Opinión

Quinientos insensatos

La historia tiene una extraña forma de repetirse o de no morir nunca, que para los efectos es lo mismo. Un año es el lapso que ha transcurrido entre mascarillas, bandazos de las autoridades, infectados, muertes... Vaya por delante que ningún país -ni por descontado ningún gobierno-, dispone de la dotación necesaria de medios para afrontar una pandemia. Este hecho, que parece escapársele a muchos avezados conspiranoicos, obedece a que ninguna Administración puede, en condiciones normales, movilizar los recursos que urgen una catástrofe de esta naturaleza y que, por ende, sólo se requieren en la dimensión de su excepcionalidad.
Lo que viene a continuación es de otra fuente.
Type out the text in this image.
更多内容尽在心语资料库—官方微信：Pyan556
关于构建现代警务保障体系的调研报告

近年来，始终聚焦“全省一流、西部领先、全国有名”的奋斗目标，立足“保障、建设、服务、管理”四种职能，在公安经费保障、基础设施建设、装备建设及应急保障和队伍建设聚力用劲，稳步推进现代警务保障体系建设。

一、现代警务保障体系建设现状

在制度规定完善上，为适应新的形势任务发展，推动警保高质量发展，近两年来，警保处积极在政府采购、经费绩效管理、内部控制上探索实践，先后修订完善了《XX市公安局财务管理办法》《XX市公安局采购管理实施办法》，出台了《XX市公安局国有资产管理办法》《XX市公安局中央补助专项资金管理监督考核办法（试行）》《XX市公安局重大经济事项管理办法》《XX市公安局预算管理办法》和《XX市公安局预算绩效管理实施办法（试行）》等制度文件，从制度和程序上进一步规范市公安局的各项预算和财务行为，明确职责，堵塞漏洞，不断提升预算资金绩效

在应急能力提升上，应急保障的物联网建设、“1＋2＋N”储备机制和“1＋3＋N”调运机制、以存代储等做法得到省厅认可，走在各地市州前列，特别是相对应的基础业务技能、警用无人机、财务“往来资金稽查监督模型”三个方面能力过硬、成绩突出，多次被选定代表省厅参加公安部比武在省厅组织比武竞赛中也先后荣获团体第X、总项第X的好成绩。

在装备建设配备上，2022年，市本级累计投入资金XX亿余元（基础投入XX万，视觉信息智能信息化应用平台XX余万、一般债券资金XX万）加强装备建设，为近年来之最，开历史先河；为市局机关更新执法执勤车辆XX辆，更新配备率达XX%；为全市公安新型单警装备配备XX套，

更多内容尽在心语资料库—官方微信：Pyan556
Fuera de la situación particular generada por el virus, además de económicamente insostenible, carecería de razón de ser, además de ser inoperante semejante  infraestructura sanitaria. Dicho esto, y matizando la desidia  del legislador del año 1981, al no desarrollar la ley que permitía la declaración de los estados de alerta, excepción y sitio, cabe razonar que, a día de hoy y con la que ha caído, de manera inaudita la norma sigue sin haberse desarrollado. 

Cabría preguntarse por qué en marzo del pasado año no se declaró el estado de excepción en lugar del de alerta, explicándose la motivación de Moncloa en la obligación, casi inevitable, de haber tenido que trasladar el mando a un Gobierno tecnócrata, pasándole bajo los morros al águila bicéfala del bipartito que el jefe de Estado, entonces y con más razón en estado de excepción, sería y es Felipe VI, concesión que a Pablo Iglesias mucho le cuesta hacer, por lo que el Gobierno de coalición optó por la fórmula de la Alerta que permite al Ejecutivo gobernar a golpe de orden ministerial, pasándose el procedimiento parlamentario por el arco del triunfo.

Y así nos encontramos que un año después del 8M de 2020 autorizado a nivel nacional por el Gobierno central a través de sus delegados y subdelegaciones, en medio de un tira y afloja informativo relativo al entonces incipiente drama del covid-19 cerniéndose sobre el globo, haciendo caso omiso a las advertencias de la OMS o de los servicios sanitarios y de inteligencia de medio mundo, en España se convocó y celebraron tales manifestaciones, con el lamentable resultado de propagación de la enfermedad, luego conocidos y reconocidos a regañadientes por el trío Sánchez-Simón-Illa. 

No bien la torpeza y falta de miras supuso una segunda y tercera ola por la laxitud de medidas en verano y navidades, el país comienza a salir de un nuevo confinamiento en el que, siguiendo anteriores pautas, se han cerrado parte del comercio, la hostelería; interrumpido infinidad de actividades, suspendiendo las clases presenciales, fomentando el teletrabajo, e impidiendo reuniones de no convivientes para exhortar el riesgo de contagio. Ello justificó  la cancelación del carnaval, el cierre de bibliotecas, gimnasios y un largo etcétera, por el riesgo exponencial de transmisión que supone reunir a más de media docena de almas. 

En medio de esta vorágine Sánchez presionó al Parlamento para prolongar el estado de alerta que le confiere casi plenos poderes pero,  en lugar de prohibir un nuevo batacazo para el 8M -claudicando ante unas minorías ajenas al interés general-, se desentiende evitando enviar representantes a la convocatoria, como si el delito de omisión con resultado de daños para terceros no fuera con él. Sobre los ciudadanos gravita la razonable duda de que si no se pueden reunir más de cuatro no convivientes por el riesgo que supone, por qué se autoriza a que se junten quinientas.

Una simple manifestación, o tropezar dos veces en la misma piedra, no va a repercutir en  la mejora de derechos civiles, porque no es la irreflexión sino la democracia lo que hace iguales a hombres y mujeres. Evitar males mayores pasa por aplazar el 8M hasta nueva orden, recurriendo a las nuevas tecnologías para celebrarlo. Nunca hasta hoy el mundo se ha enfrentado a una amenaza de tamaña magnitud. Jamás el orbe ha sido tan pequeño para un enemigo tan despiadado y poderoso como  invisible. El futuro depende en igual medida de la solidaridad y responsabilidad individual y colectiva. Hoy, más que nunca, debemos tomar conciencia de que el destino global de la Humanidad descansa en las manos de todos y de cada uno.